Kayser worked with Randels principal Bonnie L. Haffajee on the overall design concept for the mural which incorporates historical, performance car and safety themes.
Kayser credited Haffajee with shaping her “grand ideas” into a doable children’s project. The result includes the Vehicle City arches, representing local history, and a bright yellow Chevrolet Volt as part of the contemporary images.
“The young people picked up on the Volt right away,” Haffajee said of their introduction to performance vehicles like the Volt and Camaro. “It was the first thing they drew.”
Budding artist Avaree Cooper, 7, drew many of the pictures freehand, making sure to include a drawing of her favorite recreational vehicle.
Haffajee said a projector was used to transfer the freehand images to the wall for the children to trace and color using acrylic waterbased paint.

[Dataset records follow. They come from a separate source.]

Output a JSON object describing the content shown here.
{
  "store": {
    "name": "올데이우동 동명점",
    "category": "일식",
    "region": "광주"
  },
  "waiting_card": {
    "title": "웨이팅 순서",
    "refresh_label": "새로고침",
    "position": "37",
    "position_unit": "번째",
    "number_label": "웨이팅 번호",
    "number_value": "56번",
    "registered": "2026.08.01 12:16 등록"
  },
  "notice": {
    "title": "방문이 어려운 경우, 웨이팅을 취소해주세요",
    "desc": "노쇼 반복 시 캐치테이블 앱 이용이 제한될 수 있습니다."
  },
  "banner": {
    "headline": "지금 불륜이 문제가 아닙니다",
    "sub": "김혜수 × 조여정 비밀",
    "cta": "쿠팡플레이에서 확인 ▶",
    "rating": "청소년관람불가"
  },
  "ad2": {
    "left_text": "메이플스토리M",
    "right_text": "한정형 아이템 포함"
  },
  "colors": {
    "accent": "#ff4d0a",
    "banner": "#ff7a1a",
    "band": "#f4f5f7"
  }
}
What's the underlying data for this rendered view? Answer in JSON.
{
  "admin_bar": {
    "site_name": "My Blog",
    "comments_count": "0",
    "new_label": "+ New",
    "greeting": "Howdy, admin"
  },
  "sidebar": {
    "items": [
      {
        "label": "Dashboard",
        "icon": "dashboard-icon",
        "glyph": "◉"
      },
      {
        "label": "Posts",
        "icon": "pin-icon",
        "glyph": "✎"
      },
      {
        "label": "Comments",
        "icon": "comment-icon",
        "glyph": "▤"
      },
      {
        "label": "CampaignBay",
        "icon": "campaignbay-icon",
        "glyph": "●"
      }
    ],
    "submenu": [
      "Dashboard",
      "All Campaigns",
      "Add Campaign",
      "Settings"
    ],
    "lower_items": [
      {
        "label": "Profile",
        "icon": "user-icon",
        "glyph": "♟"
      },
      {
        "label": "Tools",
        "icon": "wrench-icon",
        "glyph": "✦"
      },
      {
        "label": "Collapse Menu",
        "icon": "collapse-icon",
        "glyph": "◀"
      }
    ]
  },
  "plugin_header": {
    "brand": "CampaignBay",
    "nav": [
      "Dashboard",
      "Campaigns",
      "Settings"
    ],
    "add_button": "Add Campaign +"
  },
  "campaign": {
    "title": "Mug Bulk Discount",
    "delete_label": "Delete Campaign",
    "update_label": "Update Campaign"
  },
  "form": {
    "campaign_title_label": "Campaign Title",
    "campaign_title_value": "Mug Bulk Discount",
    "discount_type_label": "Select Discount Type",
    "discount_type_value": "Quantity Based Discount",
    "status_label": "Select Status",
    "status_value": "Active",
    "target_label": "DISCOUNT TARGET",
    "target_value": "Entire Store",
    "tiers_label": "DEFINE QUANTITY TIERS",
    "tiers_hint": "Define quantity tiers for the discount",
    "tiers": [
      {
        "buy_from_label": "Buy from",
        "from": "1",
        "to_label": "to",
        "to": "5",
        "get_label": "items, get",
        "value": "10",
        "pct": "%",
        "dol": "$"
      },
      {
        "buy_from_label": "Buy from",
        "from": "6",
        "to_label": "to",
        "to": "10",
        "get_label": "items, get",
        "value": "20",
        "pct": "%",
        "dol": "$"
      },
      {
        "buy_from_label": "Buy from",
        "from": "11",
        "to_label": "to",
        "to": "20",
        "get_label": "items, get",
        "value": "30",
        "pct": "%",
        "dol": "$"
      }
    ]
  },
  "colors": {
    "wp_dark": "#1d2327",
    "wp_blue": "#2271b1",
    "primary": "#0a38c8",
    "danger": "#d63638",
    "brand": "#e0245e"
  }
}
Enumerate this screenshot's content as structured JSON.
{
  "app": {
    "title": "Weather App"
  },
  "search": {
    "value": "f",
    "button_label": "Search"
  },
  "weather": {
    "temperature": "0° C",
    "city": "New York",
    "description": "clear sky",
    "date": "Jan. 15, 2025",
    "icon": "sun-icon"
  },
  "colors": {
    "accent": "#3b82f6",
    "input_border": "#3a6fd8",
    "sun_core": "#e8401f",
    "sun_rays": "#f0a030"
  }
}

They worked in shifts of about five people. Some painted while others enjoyed snacks provided by Kayser and some read or drew in activities books also provided for them.
The entire paint job took about two hours thanks to preliminary set-up done by three fifth graders who came in the day before to draft some of the background for the mural. Joseph Ditteber, Sean Jerome and Garrett Gleason were chosen for artistic ability and demonstrated responsibility as role models in the school.
“I knew they would work will with the little kids,’’ Haffajee said.
The art outing also included an educational lesson on safety that is incorporated in the mural in the form of stop signs, stop lights, a crossing guard, a police car and a small child wearing a seat belt.
Buckle up, stop at red lights, obey the crossing guard and walk with a buddy are some of the lessons that stuck with Avaree and fellow artists Madison Bright, Aaron Treiger and Malaki Edwards, all 7.
Haffajee said that Morgan’s class was selected for the project because she knew the interest would be high.
“We love to work with the community,’’ she said.
Kayser said Randels was chosen because it is located near the dealership but she will be looking at other schools for a similar project at the Williamson Buick dealership next door which also is being renovated.
Other Chevy dealerships are not doing murals in the children’s room, Kayser said. But a children’s room is a new component nationwide at many dealerships being renovated as part a General Motors overall plan to create a uniformity brand image.